We want to teach our children to become the very best that they can be, and helping their mental development when very young is a vital part of that. What happens during baby’s first five years can influence how well he or she learns throughout life. We share our tips…
Parenthood nowadays is very different to what it used to be, or so you might think. After all, now we have education TV shows, electronic toys, screens and more… shouldn’t you be taking advantage of it? Well, the answer is yes and no. Don’t fall into the trap of thinking that you need to use new high-tech solutions to teach your baby to develop. Putting your child in front of a screen will not necessarily help their brain development, especially if it replaces important one-on-one time.
Talking to, and playing with, your baby is still vital to baby’s brain development and curiosity; that’s not to say that educational TV shows can’t help baby, but they should be alongside parental contact. You need to show baby that you love and care for him or her; that love will do wonders to encourage their development.

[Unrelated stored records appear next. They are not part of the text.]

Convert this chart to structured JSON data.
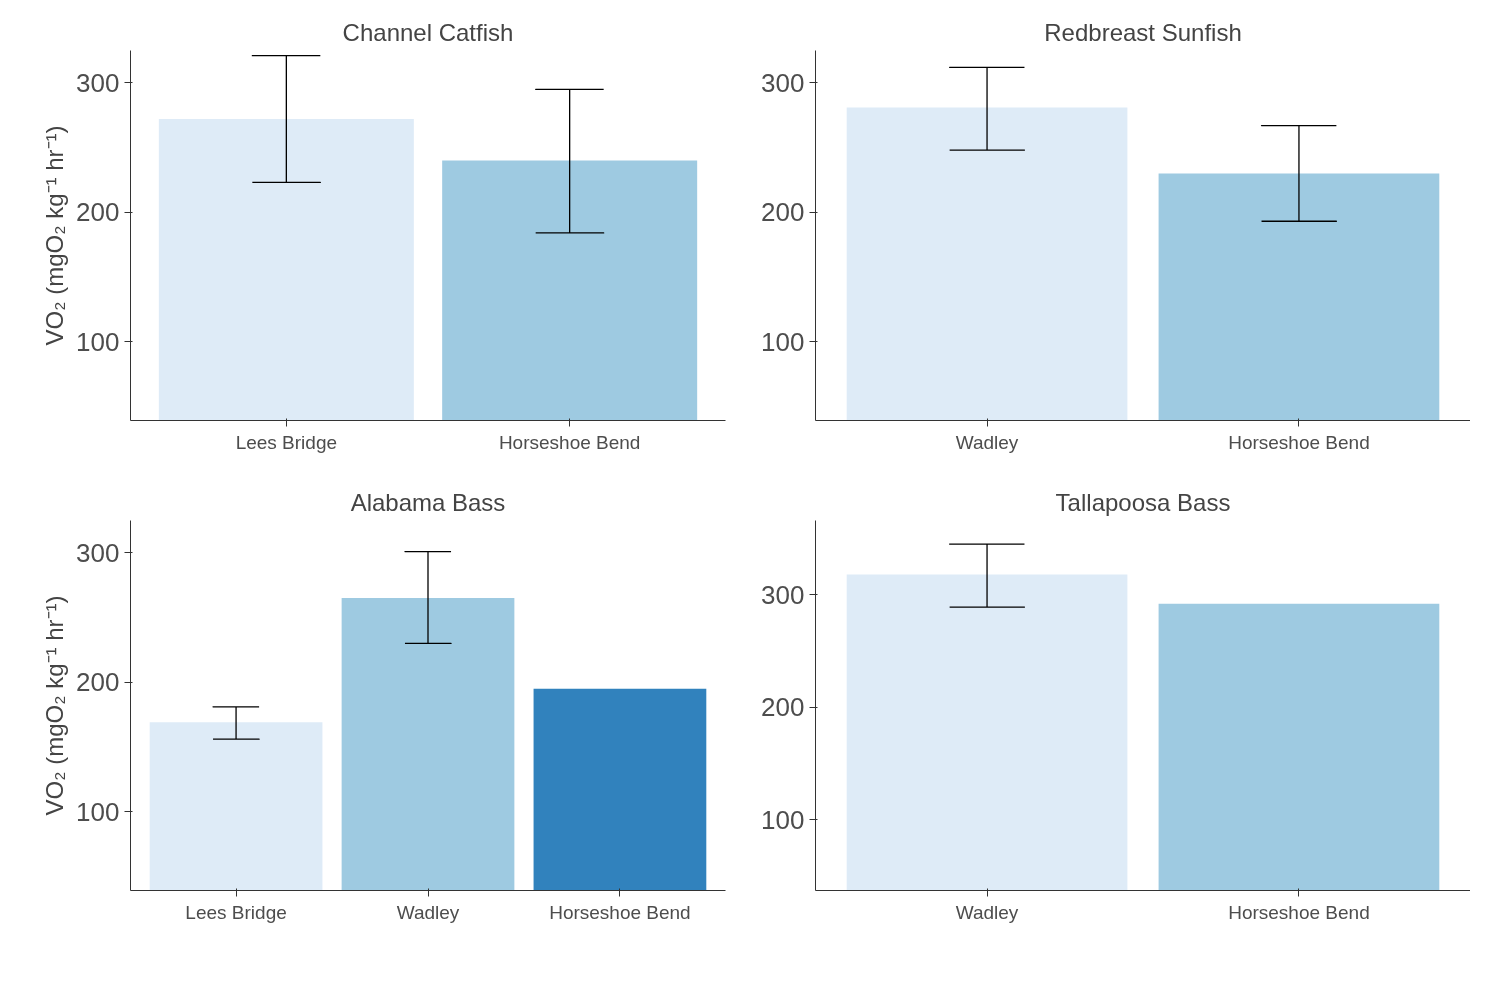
{
  "chart_data": [
    {
      "type": "bar",
      "title": "Channel Catfish",
      "ylabel": "VO₂ (mgO₂ kg⁻¹ hr⁻¹)",
      "categories": [
        "Lees Bridge",
        "Horseshoe Bend"
      ],
      "values": [
        272,
        240
      ],
      "colors": [
        "#deebf7",
        "#9ecae1"
      ],
      "errors": [
        [
          223,
          321
        ],
        [
          184,
          295
        ]
      ],
      "ylim": [
        39,
        325
      ],
      "yticks": [
        100,
        200,
        300
      ]
    },
    {
      "type": "bar",
      "title": "Redbreast Sunfish",
      "categories": [
        "Wadley",
        "Horseshoe Bend"
      ],
      "values": [
        281,
        230
      ],
      "colors": [
        "#deebf7",
        "#9ecae1"
      ],
      "errors": [
        [
          248,
          312
        ],
        [
          193,
          267
        ]
      ],
      "ylim": [
        39,
        325
      ],
      "yticks": [
        100,
        200,
        300
      ]
    },
    {
      "type": "bar",
      "title": "Alabama Bass",
      "ylabel": "VO₂ (mgO₂ kg⁻¹ hr⁻¹)",
      "categories": [
        "Lees Bridge",
        "Wadley",
        "Horseshoe Bend"
      ],
      "values": [
        169,
        265,
        195
      ],
      "colors": [
        "#deebf7",
        "#9ecae1",
        "#3182bd"
      ],
      "errors": [
        [
          156,
          181
        ],
        [
          230,
          301
        ],
        null
      ],
      "ylim": [
        39,
        325
      ],
      "yticks": [
        100,
        200,
        300
      ]
    },
    {
      "type": "bar",
      "title": "Tallapoosa Bass",
      "categories": [
        "Wadley",
        "Horseshoe Bend"
      ],
      "values": [
        318,
        292
      ],
      "colors": [
        "#deebf7",
        "#9ecae1"
      ],
      "errors": [
        [
          289,
          345
        ],
        null
      ],
      "ylim": [
        37,
        366
      ],
      "yticks": [
        100,
        200,
        300
      ]
    }
  ]
}
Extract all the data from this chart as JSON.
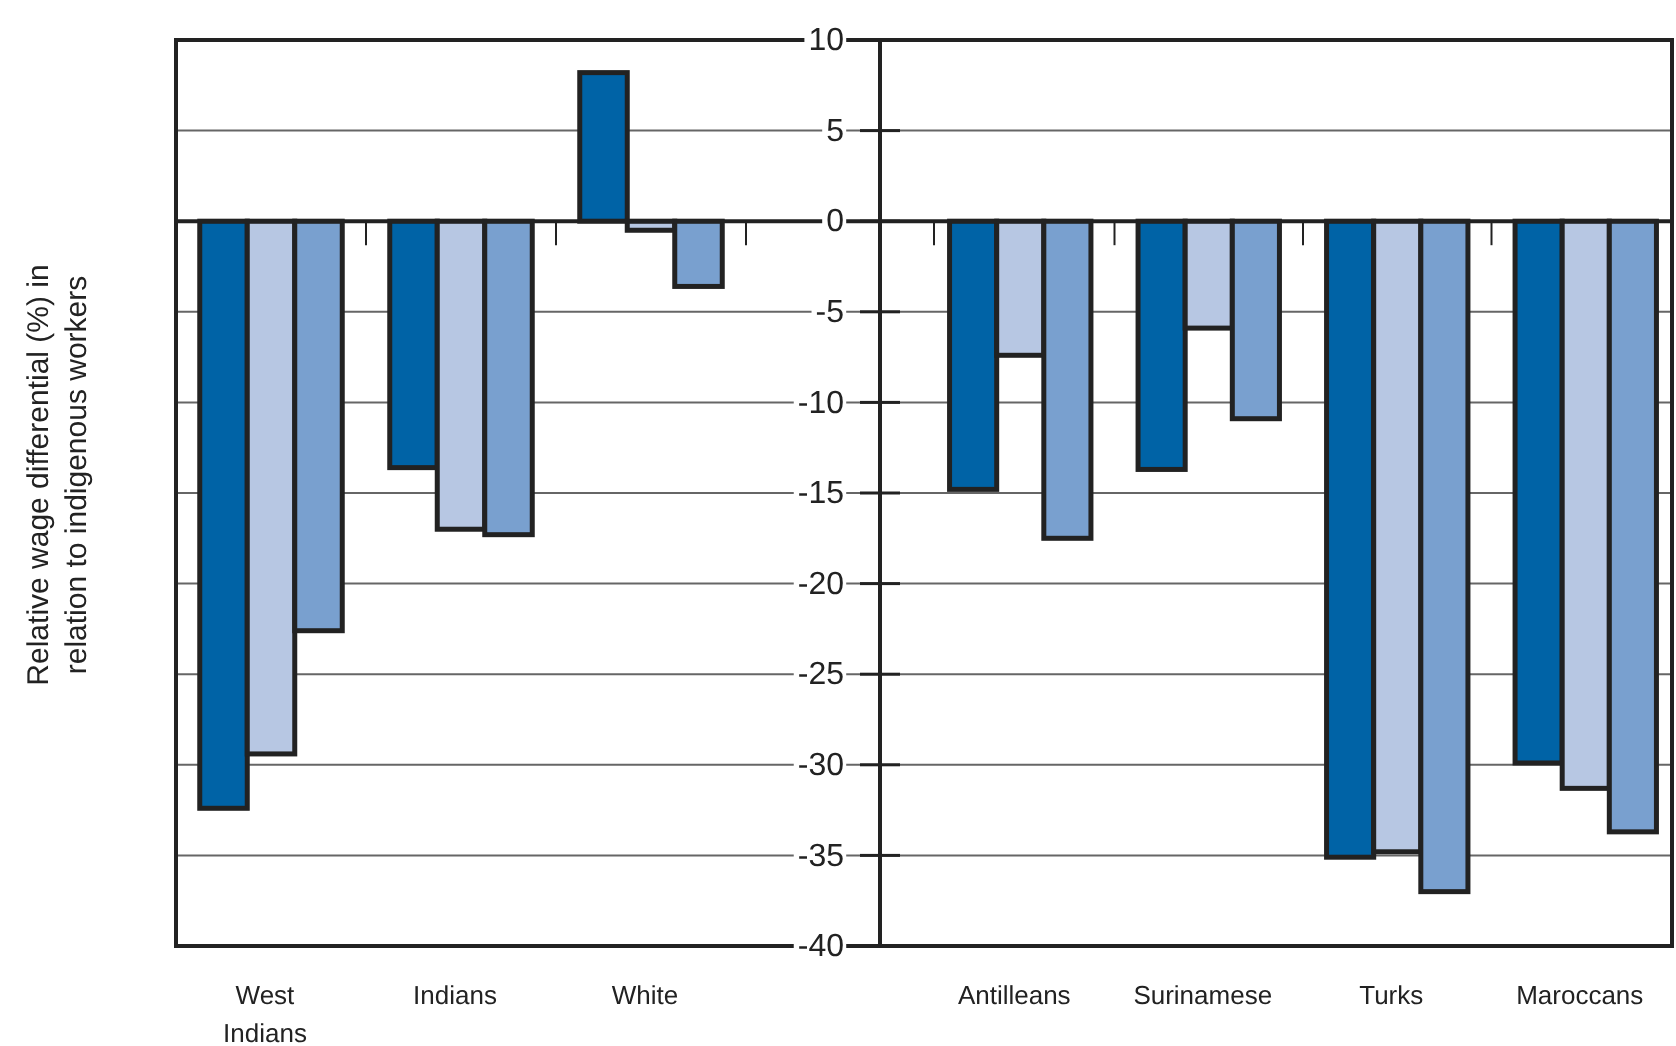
{
  "chart_data": [
    {
      "type": "bar",
      "ylabel": "Relative wage differential (%) in relation to indigenous workers",
      "categories": [
        "West Indians",
        "Indians",
        "White"
      ],
      "series": [
        {
          "color": "#0063a6",
          "values": [
            -32.4,
            -13.6,
            8.2
          ]
        },
        {
          "color": "#b7c7e3",
          "values": [
            -29.4,
            -17.0,
            -0.5
          ]
        },
        {
          "color": "#79a0cf",
          "values": [
            -22.6,
            -17.3,
            -3.6
          ]
        }
      ],
      "ylim": [
        -40,
        10
      ],
      "yticks": [
        -40,
        -35,
        -30,
        -25,
        -20,
        -15,
        -10,
        -5,
        0,
        5,
        10
      ],
      "grid": "y"
    },
    {
      "type": "bar",
      "categories": [
        "Antilleans",
        "Surinamese",
        "Turks",
        "Maroccans"
      ],
      "series": [
        {
          "color": "#0063a6",
          "values": [
            -14.8,
            -13.7,
            -35.1,
            -29.9
          ]
        },
        {
          "color": "#b7c7e3",
          "values": [
            -7.4,
            -5.9,
            -34.8,
            -31.3
          ]
        },
        {
          "color": "#79a0cf",
          "values": [
            -17.5,
            -10.9,
            -37.0,
            -33.7
          ]
        }
      ],
      "ylim": [
        -40,
        10
      ],
      "yticks": [
        -40,
        -35,
        -30,
        -25,
        -20,
        -15,
        -10,
        -5,
        0,
        5,
        10
      ],
      "grid": "y",
      "tick_labels": "x"
    }
  ]
}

At the same time, toys can help baby to slowly make sense of the world and his environment. The key is to choose toys that are appropriate for their age and developmental status, so as not to frustrate them. Babies will be fascinated with noise and movement, so choose relevant toys to stimulate them. As they get older, include texture and toys they can touch. By nine months, simple puzzles that encourage them to interact or add colors and shapes should work well. Let’s look at specific things you can do for your child at each age to help their mental development, beginning with the first six months after birth.
Birth to Six Months
Slowly move objects in front of baby’s eyes so he or she can see them clearly. Pull silly faces, sing nursery rhymes and tickle baby; all will keep baby occupied. Narrate your activity to baby; this talking will help your child to learn speech later on, and allow him or her to touch objects with different textures and stack blocks, allowing him to knock them over.
Six to 18 Months
Make sure you interact one-on-one with baby; talk to him or her and sing songs with repetitive verses. This is the time at which baby begins to make associations between words and sounds.
18 to 24 Months
Encourage your child’s development with simple recognition games, such as asking them to identify the red flower or give you the blue box. Ask your toddler simple questions when reading to them – ‘where is the red flower? What did the kangaroo say?’ – and give children access to paper and drawing tools. Talk directly to your child as much as possible to help their speech.
24 to 36 months
By now, your child should be happy with independent play and is perfecting motor skills. A good technique to encourage their learning is to introduce real life activities into play time; this could be as simple as urging your child to talk on a pretend phone or to cook food on a pretend hob. Continue reading to your child and point out words as you say them.
Three to Five
Don’t allow your child more than one to two hours of television a day at this age; instead, offer the choice of reading a book, doing a puzzle or exploring new experiences. Sit each day and ask your child what he or she did today.